Assume the following information for a company that produced
10,000 units and sold 9,000 units during its first year of
operations:
Per Unit | Per Year | ||||||||
Selling price | $ | 200 | |||||||
Direct materials | $ | 80 | |||||||
Direct labor | $ | 50 | |||||||
Variable manufacturing overhead | $ | 10 | |||||||
Sales commission | $ | 8 | |||||||
Fixed manufacturing overhead | $ | 295,000 | |||||||
Which of the following choices explains the relationship between
the absorption costing net operating income and the variable
costing net operating income?
Multiple Choice
The absorption costing net operating income will be lower than the variable costing net operating income by $29,500.
The absorption costing net operating income will be lower than the variable costing net operating income by $101,500.
The absorption costing net operating income will be higher than the variable costing net operating income by $29,500.

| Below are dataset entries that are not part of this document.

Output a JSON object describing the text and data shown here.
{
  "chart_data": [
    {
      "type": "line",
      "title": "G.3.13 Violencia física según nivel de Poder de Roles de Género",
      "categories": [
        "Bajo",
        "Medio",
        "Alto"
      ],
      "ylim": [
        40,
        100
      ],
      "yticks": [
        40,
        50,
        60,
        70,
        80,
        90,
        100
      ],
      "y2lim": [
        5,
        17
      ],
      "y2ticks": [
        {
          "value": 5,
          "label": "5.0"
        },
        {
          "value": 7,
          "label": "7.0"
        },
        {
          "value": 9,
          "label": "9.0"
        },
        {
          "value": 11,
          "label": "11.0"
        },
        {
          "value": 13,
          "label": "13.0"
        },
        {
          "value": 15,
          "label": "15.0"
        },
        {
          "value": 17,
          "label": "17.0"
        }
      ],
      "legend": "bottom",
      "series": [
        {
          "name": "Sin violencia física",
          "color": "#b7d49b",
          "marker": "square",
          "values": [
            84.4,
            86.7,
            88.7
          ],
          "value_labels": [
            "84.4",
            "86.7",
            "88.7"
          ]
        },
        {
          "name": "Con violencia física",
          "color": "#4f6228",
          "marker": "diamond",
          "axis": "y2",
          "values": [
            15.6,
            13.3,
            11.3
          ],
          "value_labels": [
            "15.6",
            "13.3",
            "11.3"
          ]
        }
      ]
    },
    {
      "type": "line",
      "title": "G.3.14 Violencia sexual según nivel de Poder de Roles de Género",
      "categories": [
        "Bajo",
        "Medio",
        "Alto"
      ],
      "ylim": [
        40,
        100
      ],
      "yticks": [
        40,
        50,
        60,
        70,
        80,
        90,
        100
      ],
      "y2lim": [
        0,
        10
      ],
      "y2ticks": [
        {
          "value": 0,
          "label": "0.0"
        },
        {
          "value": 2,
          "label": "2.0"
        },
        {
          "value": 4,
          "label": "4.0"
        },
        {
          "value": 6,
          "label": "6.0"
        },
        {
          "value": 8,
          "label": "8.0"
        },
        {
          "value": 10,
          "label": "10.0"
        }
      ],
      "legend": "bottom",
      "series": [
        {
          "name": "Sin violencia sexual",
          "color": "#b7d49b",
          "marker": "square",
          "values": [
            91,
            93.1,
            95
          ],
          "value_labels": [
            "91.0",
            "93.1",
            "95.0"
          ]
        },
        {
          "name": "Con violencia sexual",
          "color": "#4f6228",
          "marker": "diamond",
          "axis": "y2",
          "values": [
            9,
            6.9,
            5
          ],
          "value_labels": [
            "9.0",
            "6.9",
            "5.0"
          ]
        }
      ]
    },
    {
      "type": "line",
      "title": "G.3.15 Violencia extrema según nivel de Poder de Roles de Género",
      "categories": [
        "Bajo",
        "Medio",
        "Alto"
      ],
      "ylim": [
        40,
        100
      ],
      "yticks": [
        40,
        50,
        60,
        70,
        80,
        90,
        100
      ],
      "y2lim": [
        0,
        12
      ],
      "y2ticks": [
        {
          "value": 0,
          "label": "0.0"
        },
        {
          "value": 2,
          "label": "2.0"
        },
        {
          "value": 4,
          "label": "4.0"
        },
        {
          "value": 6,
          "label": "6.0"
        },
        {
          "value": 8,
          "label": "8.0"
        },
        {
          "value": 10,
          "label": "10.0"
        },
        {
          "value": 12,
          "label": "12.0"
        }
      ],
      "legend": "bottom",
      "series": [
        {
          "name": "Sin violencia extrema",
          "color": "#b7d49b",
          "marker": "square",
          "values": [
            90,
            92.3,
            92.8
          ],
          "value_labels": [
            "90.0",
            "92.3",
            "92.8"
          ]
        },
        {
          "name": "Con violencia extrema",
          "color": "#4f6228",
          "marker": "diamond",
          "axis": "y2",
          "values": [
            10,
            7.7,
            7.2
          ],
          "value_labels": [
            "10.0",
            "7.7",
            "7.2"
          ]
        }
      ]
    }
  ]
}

The absorption costing net operating income will be higher than the variable costing net operating income by $101,500.
As the production is higher than sales, variable costing operating income will be lower than absorption costing operating income because the fixed manufacturing overhead is treated as period cost under variable costing and would have been expensed completely.
Difference = Ending inventory * Fixed manufacturing overhead per unit
= (10,000-9,000) * (295,000/10,000)
= 29,500
.
Option C is the answer
(The absorption costing net operating income will be higher than the variable costing net operating income by $29,500.)